No pude desechar del todo las ideas lisonjeras que estas palabras excitaron en mi imaginación; subiéronseme repentinamente a la cabeza algunos humos de ambición y de avaricia, que despertaron en mí ciertos afectos de que creía haber triunfado. Aseguré al ministro que haría cuanto estuviese de mi parte para corresponder a sus deseos, y me preparé para ejecutar sin escrúpulo todas las órdenes que tuviera por conveniente darme.

Entre tanto que yo me disponía de este modo a erigir nuevos altares a la Fortuna, volvió Escipión de su viaje. «No tengo —me dijo— muy larga relación, que haceros: causó una grande alegría a los señores de Leiva cuando les dije la buena acogida que usted halló en el rey luego que le conoció, y de qué modo se conduce con usted el conde de Olivares».

Interrumpí a Escipión diciéndole: «Más alegría les hubieras causado, amigo mío, si hubieras podido contarles el predicamento en que me hallo en el día para con el ministro. Son verdaderamente de admirar los rápidos progresos que después de tu partida he hecho en el corazón de su excelencia». «¡Sea Dios bendito, mi querido amo! —respondió—. ¡Ya presiento que tendremos excelentes destinos que desempeñar!».

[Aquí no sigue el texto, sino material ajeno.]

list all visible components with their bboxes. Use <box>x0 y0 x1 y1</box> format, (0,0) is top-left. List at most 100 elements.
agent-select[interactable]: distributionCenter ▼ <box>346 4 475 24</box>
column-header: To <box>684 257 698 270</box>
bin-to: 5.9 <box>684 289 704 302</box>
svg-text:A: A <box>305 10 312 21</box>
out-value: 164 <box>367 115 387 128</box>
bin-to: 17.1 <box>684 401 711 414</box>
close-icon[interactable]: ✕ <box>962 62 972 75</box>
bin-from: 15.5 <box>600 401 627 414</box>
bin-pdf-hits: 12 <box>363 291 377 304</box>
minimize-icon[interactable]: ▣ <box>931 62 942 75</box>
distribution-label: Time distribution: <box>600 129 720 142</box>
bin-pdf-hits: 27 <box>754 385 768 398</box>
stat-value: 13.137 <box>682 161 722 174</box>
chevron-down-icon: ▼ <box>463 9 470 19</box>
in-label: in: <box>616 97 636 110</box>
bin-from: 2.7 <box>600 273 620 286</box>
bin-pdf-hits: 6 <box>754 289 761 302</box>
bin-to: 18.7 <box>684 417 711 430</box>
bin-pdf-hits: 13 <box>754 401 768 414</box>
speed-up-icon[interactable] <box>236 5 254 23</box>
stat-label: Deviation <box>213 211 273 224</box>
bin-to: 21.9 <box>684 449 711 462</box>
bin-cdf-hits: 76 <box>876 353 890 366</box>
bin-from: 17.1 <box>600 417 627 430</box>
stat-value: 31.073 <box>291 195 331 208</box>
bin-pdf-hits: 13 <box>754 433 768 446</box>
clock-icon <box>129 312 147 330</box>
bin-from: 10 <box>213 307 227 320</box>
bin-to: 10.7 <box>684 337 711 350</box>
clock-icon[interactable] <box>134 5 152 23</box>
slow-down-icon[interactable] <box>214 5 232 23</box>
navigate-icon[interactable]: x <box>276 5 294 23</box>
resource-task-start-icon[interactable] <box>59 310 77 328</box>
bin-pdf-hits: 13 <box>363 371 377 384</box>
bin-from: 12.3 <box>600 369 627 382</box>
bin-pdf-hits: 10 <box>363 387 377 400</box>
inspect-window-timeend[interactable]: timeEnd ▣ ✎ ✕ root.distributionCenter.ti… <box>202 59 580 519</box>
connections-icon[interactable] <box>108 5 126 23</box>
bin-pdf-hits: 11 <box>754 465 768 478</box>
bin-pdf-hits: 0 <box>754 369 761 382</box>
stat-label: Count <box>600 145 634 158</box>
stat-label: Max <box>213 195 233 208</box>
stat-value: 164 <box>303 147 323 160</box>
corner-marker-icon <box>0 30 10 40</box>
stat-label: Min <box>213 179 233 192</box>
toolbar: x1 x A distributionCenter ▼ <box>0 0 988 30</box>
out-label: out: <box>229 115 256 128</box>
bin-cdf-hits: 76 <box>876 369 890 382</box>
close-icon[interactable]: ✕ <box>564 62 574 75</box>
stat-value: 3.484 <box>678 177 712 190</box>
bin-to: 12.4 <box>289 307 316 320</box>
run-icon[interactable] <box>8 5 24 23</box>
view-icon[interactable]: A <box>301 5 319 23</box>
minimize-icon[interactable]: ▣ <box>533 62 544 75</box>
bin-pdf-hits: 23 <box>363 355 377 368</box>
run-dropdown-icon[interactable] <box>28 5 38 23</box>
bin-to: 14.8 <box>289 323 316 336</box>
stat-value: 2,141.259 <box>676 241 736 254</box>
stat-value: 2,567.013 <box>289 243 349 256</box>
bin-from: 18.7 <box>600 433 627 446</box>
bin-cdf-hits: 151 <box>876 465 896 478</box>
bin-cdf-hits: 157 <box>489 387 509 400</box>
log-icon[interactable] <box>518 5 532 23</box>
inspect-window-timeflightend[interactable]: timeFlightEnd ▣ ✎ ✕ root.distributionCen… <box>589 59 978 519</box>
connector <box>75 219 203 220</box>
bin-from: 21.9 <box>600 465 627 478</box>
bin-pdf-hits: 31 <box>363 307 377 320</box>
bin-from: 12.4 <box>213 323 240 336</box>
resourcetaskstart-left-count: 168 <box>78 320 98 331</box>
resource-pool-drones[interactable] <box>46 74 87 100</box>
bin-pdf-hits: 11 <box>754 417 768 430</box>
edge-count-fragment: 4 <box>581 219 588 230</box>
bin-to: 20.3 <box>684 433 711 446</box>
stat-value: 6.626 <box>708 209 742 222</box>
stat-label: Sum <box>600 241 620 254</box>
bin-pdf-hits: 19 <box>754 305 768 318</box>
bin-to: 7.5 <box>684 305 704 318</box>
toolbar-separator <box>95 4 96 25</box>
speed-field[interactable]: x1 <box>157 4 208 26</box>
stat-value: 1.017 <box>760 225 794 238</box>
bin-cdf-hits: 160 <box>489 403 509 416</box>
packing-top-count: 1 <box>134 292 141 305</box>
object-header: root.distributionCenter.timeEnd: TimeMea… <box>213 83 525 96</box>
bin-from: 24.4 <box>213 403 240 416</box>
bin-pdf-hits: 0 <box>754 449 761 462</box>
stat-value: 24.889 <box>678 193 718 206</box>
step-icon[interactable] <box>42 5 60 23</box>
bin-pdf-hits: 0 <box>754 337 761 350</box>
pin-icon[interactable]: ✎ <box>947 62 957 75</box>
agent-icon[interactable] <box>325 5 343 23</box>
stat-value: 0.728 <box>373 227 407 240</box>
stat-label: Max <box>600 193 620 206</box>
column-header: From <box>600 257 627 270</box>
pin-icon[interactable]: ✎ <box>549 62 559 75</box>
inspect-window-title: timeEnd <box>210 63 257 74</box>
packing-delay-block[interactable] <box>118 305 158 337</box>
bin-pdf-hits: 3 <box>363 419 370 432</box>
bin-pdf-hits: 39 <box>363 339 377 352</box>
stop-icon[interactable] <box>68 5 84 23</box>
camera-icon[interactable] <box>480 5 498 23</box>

«Mudemos de conversación —le dije—, y hablemos de Oviedo. Cuando saliste de Asturias, ¿en qué estado dejaste a mi madre?». «¡Ah, señor! —me respondió, tomando de repente un aspecto afligido—. Las noticias que tengo que daros sobre ese punto no son sino tristes». «¡Oh cielos! —exclamé—. ¡Sin duda mi madre ha muerto!». «Seis meses ha —dijo mi secretario— que la buena señora pagó el tributo a la Naturaleza, y lo mismo el señor Gil Pérez su tío de usted».

Afligióme vivamente la muerte de mi madre, aunque en mi infancia no había recibido de ella aquellas caricias que tanto necesitan los hijos para ser agradecidos en lo sucesivo. También derramé algunas lágrimas por el buen canónigo, acordándome del cuidado que había tenido de mi educación. A la verdad, no duró mucho mi pesadumbre, que muy presto quedó reducida a una tierna memoria que siempre he conservado de mis parientes.